# LAN cable stuck



## TheSloth (Sep 23, 2012)

Just few minutes ago I bought a LAN cable and was testing in my laptop, it easily got connected but now its stuck in the port. I am using a NP550P laptop. From modem/router it easily detachable but not same case in laptop. Any suggestions?
I googled and tried solutions but didn't work. May be I am doing wrong. Guys help needed.


----------



## tomys24 (Sep 23, 2012)

try this. for me it worked.. *superuser.com/questions/340131/how-to-unplug-a-network-cable-thats-stuck



Swapnil26sps said:


> Just few minutes ago I bought a LAN cable and was testing in my laptop, it easily got connected but now its stuck in the port. I am using a NP550P laptop. From modem/router it easily detachable but not same case in laptop. Any suggestions?
> I googled and tried solutions but didn't work. May be I am doing wrong. Guys help needed.


----------



## Kev.Ved (Sep 23, 2012)

Seems tricky. The clip part of the cable jack is what locks it in. So forcing the cable out is not a solution. Try to press the clip part so that it touches the jack portion more in a slant manner.


----------



## TheSloth (Sep 23, 2012)

Thanks guys, finally able to fix the problem, used a screw driver and brute force, scratched the bottom of my beloved laptop. Damn.
any solution for these kinds of problem in future? cause the clip not going to hold long.


----------



## RCuber (Sep 23, 2012)

Use better cable .. if possible a pre crimped one.


----------



## TheSloth (Sep 24, 2012)

Thanks. this was my first time so didn't know much, i thought all LAN cable are same. What do you mean by 'pre crimped '? 
Is there any good brand for LAN cables? I bought 5m for Rs.37


----------



## RCuber (Sep 24, 2012)

Pre-Crimped cables look like this 
*www.solwise.co.uk/images/imagesnetworking/netpatch0.3xx.jpg
*www.icc.com/content/images/thumbs/0003212_patch_cord_cat6_molded_boot_5_ft_blue_300.jpeg
look for CAT 6 Cables, they are much thicker cables WRT CAT 5. also check the RJ45 connector, you should be able to "Feel" the build quality and a robust feel. most local stores will stock/try to sell only low priced cables which would translate to low quality.


----------



## TheSloth (Sep 24, 2012)

hey thanks bro. I''ll remember this, 'CAT 6'.
And my cable looks same as the cable in above pic. But its super cheap.


----------



## RCuber (Sep 24, 2012)

Swapnil26sps said:


> hey thanks bro. I''ll remember this, 'CAT 6'.
> And my cable looks same as the cable in above pic. But its super cheap.

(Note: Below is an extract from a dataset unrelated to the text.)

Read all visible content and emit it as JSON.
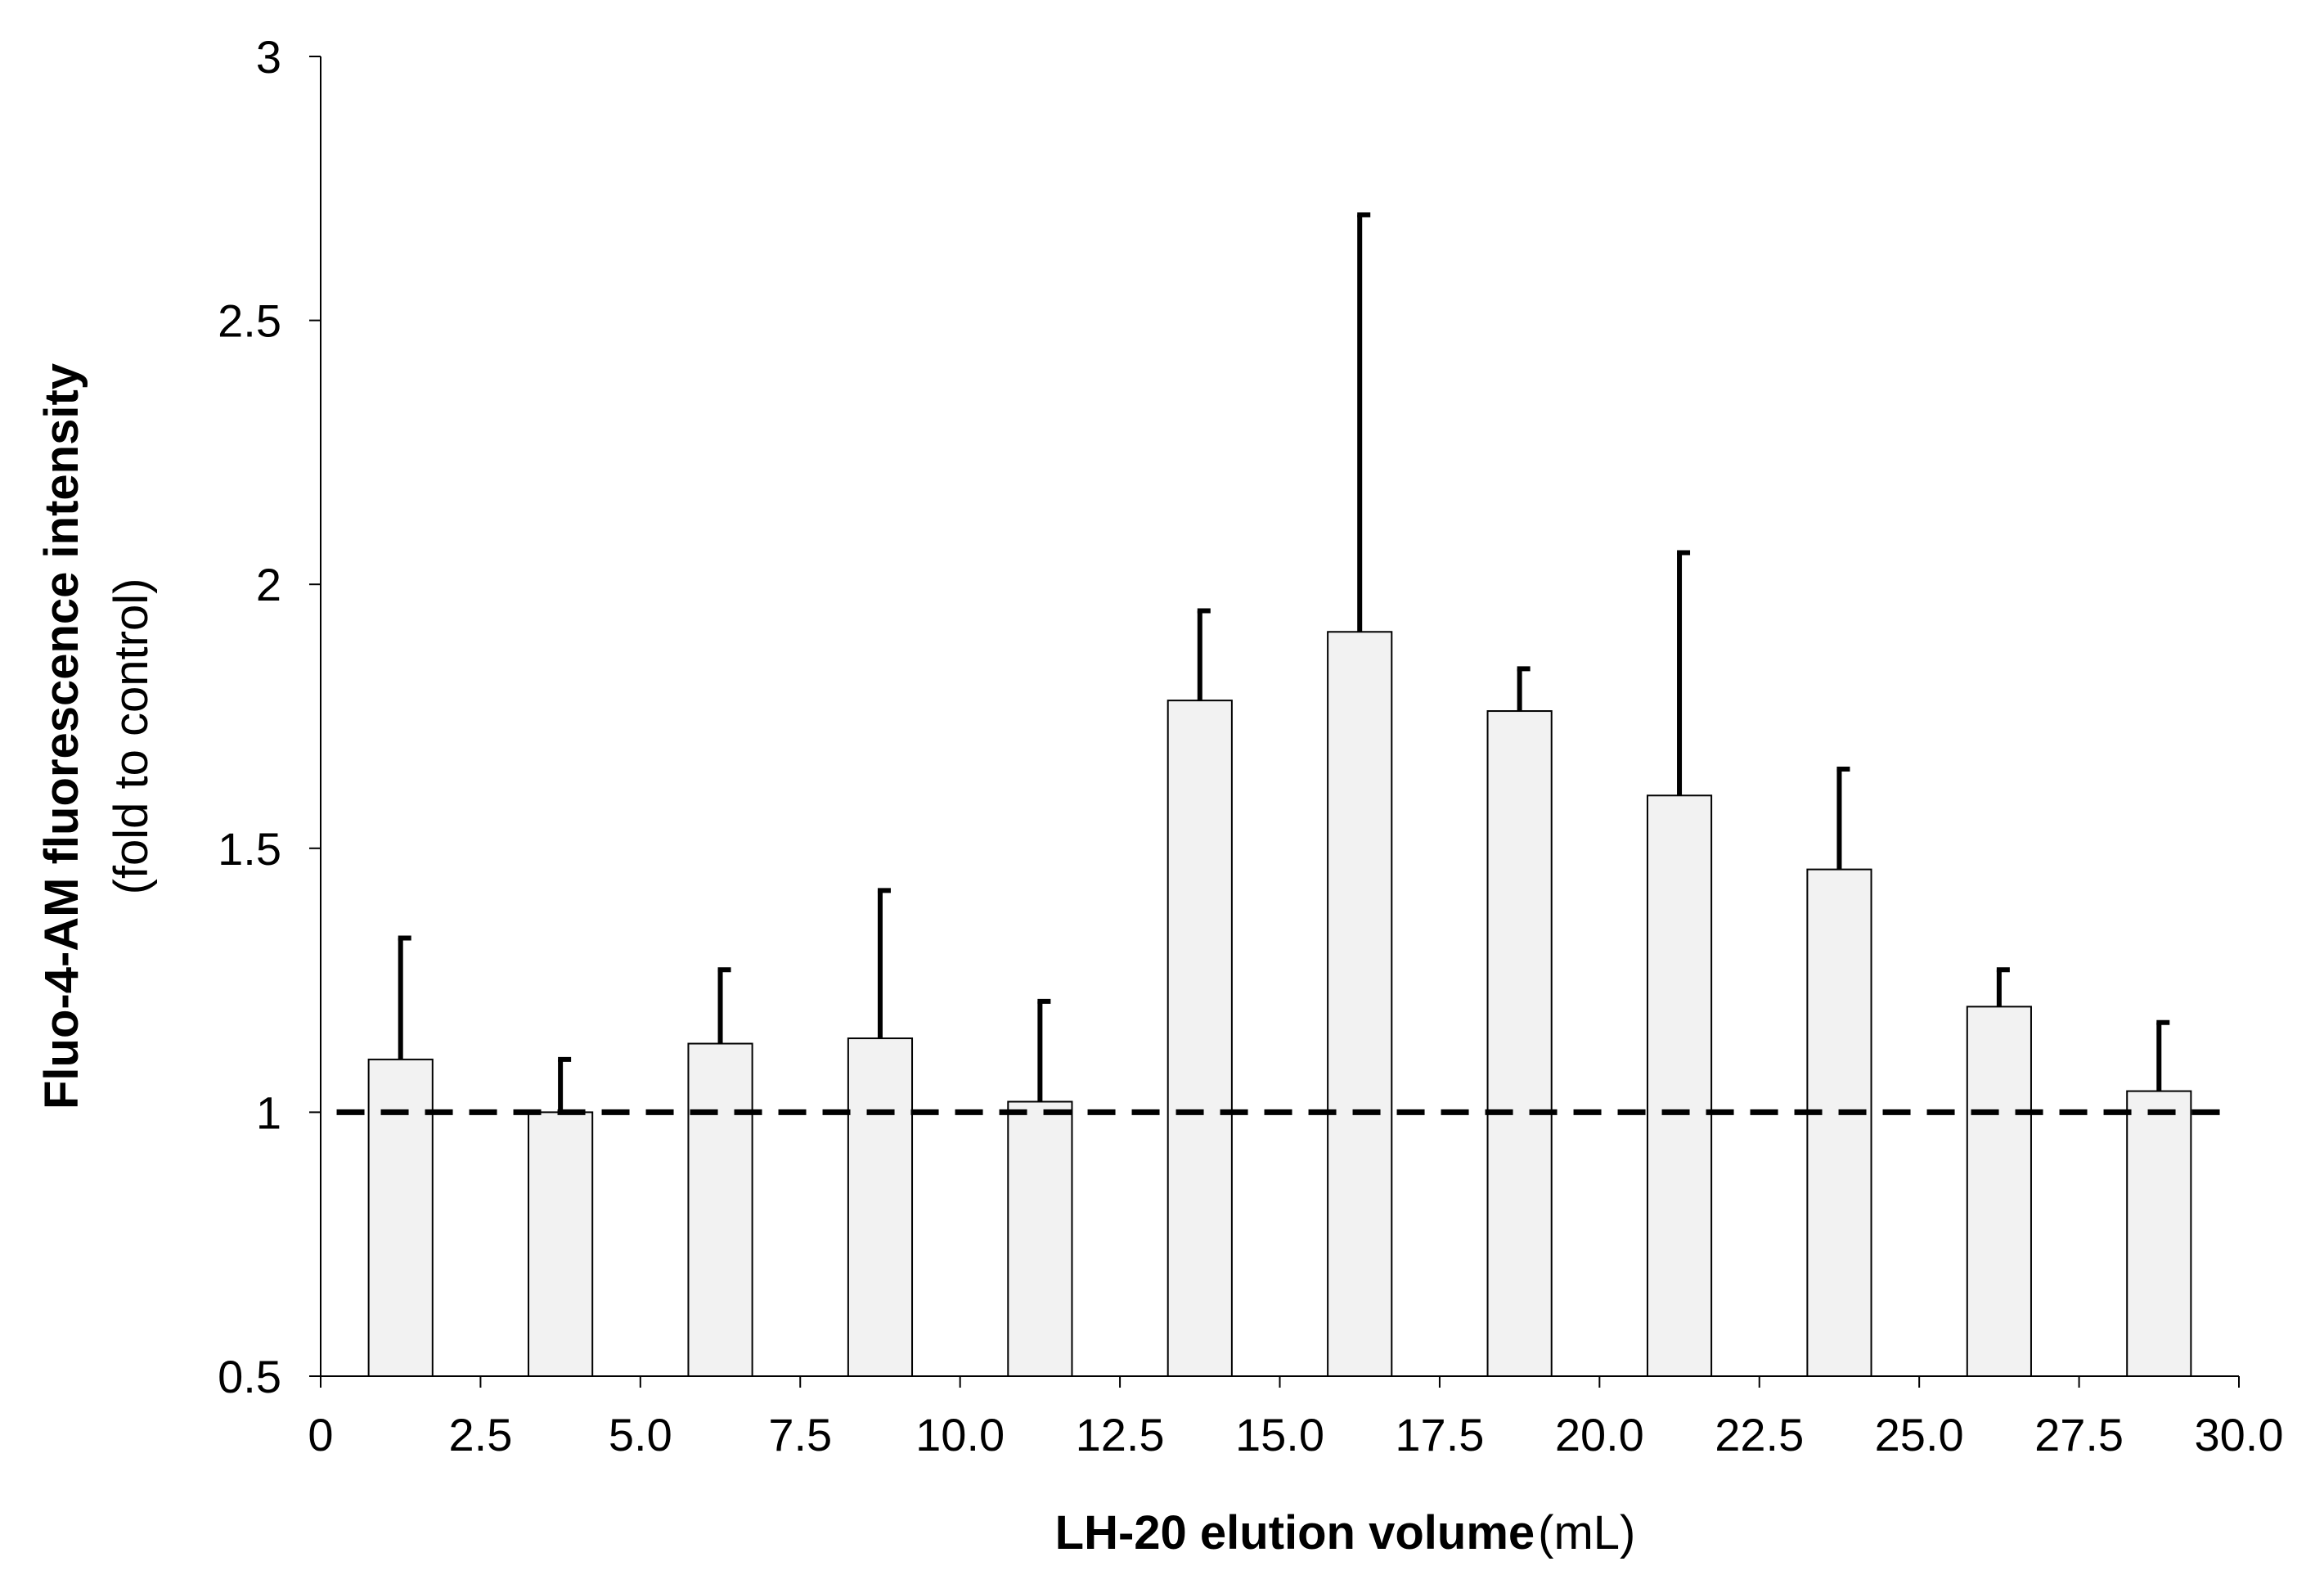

that should be a CAT5 cable. 

CAT6 = handles bandwidth for Gigabit Ethernet . CAT5 = 10/100 Mbps Ethernet , this is what you should tell your shopkeeper. 

Ask for "5M CAT6 Patch Cord/Ethernet Cable" 

D-Link ones with cost up to Rs. 200  .. thats the only price I saw for a quick reference from Computer Warehouse 

also personal experience.. these RJ45 connectors do tend to break .. I bought a crimping tools and spare RJ45 connectors ..


----------



## TheSloth (Sep 24, 2012)

yeah, on internet i saw that if the clip broke then you have to remove connector by force. do all connector have weak clip? 
Any other alternative?
Why crimping tools, you made you own cable?


----------



## whitestar_999 (Sep 24, 2012)

actually cat5e cable supports 1000mbps/1gbps & these are the most widely available compared to cat6 cable whose availability is very low.


----------